Graveyard – Peace

Une petite chronique d’album sur un groupe suédois de retour en mai. Sauf qu’ils n’ont pas besoin de masques et d’apparat pour créer une ambiance.

Par un sombre jour de septembre 2016, l’annonce est tombée. Graveyard stoppe tout, y compris sa tournée en cours. Stupeur chez les fans qui vont se consoler avec Innocence & Decadence alors sorti 1 an avant. Et puis, en janvier de l’année suivante, un message. Exit Axel Sjöberg, arrivée d’Oskar Bergenheim derrière les futs. Le quatuor est de retour et pour fêter ça, un cinquième album nommé Peace.

Il y avait forcément de l’attente. Graveyard a su en 4 sorties imposer sa patte dans cette scène du revival 70’s qui commence légèrement à saturer. Sa force résidant surtout dans la voix de Joakim Nilsson. Cet espèce de cri éraillé qui permet directement de reconnaître le groupe. Soyez rassurez, son organe se porte très bien. Et ce dès le premier titre, le non innocent « It Ain’t Over Yet » qu’on peut traduire par « C’est loin d’être fini ». Manière de rassurer les fans que ça soit avec ce nom, ou bien la chanson qui est sur un tempo rapide. Le quatuor avait envie de montrer qu’ils avaient encore faim de jouer, et de créer. 3 minutes et 39 secondes qui suffisent à nous rassurer.

Derrière, on enchaîne avec « Cold Love » qui ne refroidit pas nos ardeurs. C’est surtout le refrain qui sort du lot avec la voix de Nilsson qui est portée par celles de ses compères en arrière plan. En plus du riff qui est dans une sorte de montée en puissance, effet que l’on ressent sur la fin de la chanson quand cette partie est jouée pendant 2 minutes. Pour faire retomber la pression, « See The Day », ballade magnifique chantée par le bassiste, Truls Mörck, qui montre tout au long de ce Peace, qu’il est un très bon bassiste, capable d’envoyer du groove par paquets de 100. D’ailleurs, un mot sur le nouveau batteur qui est juste excellent dans son type de jeu. Le recrutement est réussi.

Get Back, For More

Quoi de mieux pour repartir que le single « Please Don’t « ? Voilà 2 mois que ce son a été dévoilé et pourtant, aucune lassitude. Le riff est toujours aussi bon, les parties de batteries au top, le cou headbang tout seul, le solo est énorme. C’est une putain de chanson. Après ça, « The Fox » et ses faux airs de « About A Girl » de Nirvana. Mais c’est une chanson efficace ou les guitares sont les maîtresses de cérémonie.

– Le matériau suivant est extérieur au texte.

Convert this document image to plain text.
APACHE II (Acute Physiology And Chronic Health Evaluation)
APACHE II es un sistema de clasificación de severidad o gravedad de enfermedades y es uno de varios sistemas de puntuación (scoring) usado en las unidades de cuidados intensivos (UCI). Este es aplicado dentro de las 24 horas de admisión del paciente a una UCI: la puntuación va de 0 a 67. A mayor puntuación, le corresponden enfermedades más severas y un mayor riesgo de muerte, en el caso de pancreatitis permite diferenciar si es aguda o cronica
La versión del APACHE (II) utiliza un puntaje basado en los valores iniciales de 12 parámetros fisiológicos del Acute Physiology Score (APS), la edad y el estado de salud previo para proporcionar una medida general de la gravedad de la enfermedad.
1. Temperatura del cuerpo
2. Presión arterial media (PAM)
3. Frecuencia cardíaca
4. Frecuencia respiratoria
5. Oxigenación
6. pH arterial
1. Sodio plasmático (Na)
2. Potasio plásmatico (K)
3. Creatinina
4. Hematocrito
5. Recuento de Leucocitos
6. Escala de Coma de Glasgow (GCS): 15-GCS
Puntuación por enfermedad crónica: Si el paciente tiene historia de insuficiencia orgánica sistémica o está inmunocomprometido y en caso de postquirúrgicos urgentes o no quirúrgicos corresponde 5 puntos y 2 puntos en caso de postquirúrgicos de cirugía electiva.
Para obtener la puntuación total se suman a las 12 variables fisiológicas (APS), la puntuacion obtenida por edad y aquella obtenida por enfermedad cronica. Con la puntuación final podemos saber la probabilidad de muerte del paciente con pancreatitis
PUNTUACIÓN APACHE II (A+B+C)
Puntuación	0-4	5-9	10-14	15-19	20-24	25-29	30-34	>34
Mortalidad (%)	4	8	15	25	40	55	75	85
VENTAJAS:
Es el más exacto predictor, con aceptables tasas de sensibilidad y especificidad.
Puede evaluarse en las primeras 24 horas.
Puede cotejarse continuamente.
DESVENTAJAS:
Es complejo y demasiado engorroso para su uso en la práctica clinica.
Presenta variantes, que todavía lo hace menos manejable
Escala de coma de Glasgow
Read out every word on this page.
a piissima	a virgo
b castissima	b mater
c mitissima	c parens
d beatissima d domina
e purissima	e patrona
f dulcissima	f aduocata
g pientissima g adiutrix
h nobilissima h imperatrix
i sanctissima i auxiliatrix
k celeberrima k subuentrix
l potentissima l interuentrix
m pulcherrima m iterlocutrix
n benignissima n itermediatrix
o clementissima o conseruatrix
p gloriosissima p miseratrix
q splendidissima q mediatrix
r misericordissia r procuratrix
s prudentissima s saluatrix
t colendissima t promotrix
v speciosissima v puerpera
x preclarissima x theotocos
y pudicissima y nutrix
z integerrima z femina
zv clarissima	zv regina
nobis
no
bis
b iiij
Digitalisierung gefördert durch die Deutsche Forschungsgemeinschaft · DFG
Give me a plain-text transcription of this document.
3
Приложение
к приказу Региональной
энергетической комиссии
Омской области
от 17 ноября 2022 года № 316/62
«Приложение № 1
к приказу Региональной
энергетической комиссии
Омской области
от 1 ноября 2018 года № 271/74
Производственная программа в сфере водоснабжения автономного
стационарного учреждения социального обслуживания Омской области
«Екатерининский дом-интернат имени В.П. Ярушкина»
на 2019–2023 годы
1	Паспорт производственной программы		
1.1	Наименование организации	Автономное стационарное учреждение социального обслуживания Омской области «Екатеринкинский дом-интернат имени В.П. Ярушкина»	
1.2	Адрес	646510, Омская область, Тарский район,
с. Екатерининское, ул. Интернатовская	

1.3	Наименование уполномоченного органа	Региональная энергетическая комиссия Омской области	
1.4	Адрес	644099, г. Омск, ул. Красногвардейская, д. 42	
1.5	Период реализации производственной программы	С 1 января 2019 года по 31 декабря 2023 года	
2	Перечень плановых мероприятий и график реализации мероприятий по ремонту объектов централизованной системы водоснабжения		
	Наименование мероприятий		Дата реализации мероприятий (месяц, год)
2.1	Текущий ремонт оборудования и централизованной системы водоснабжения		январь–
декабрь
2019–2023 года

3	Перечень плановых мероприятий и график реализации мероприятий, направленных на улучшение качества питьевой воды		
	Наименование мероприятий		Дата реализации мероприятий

Deuxième partie de l’album, « Walk On ». Pour la faire courte, Graveyard attaque avec du très lourd. Chanson qui part comme un western pour se calmer au bout de 3:30 pour mieux revenir doucement. D’abord la batterie, puis la basse, et enfin, les guitares. Qui se répondent, et le tout augmente, jusqu’à exploser pour un dernier refrain jouissif. Heureusement, pour calmer le jeu, une nouvelle très belle ballade. « Del Manic » est cette fois portée par Nilsson et est un brin plus énervée que « See The Day ». Et ça colle parfaitement au timbre de voix du gazier.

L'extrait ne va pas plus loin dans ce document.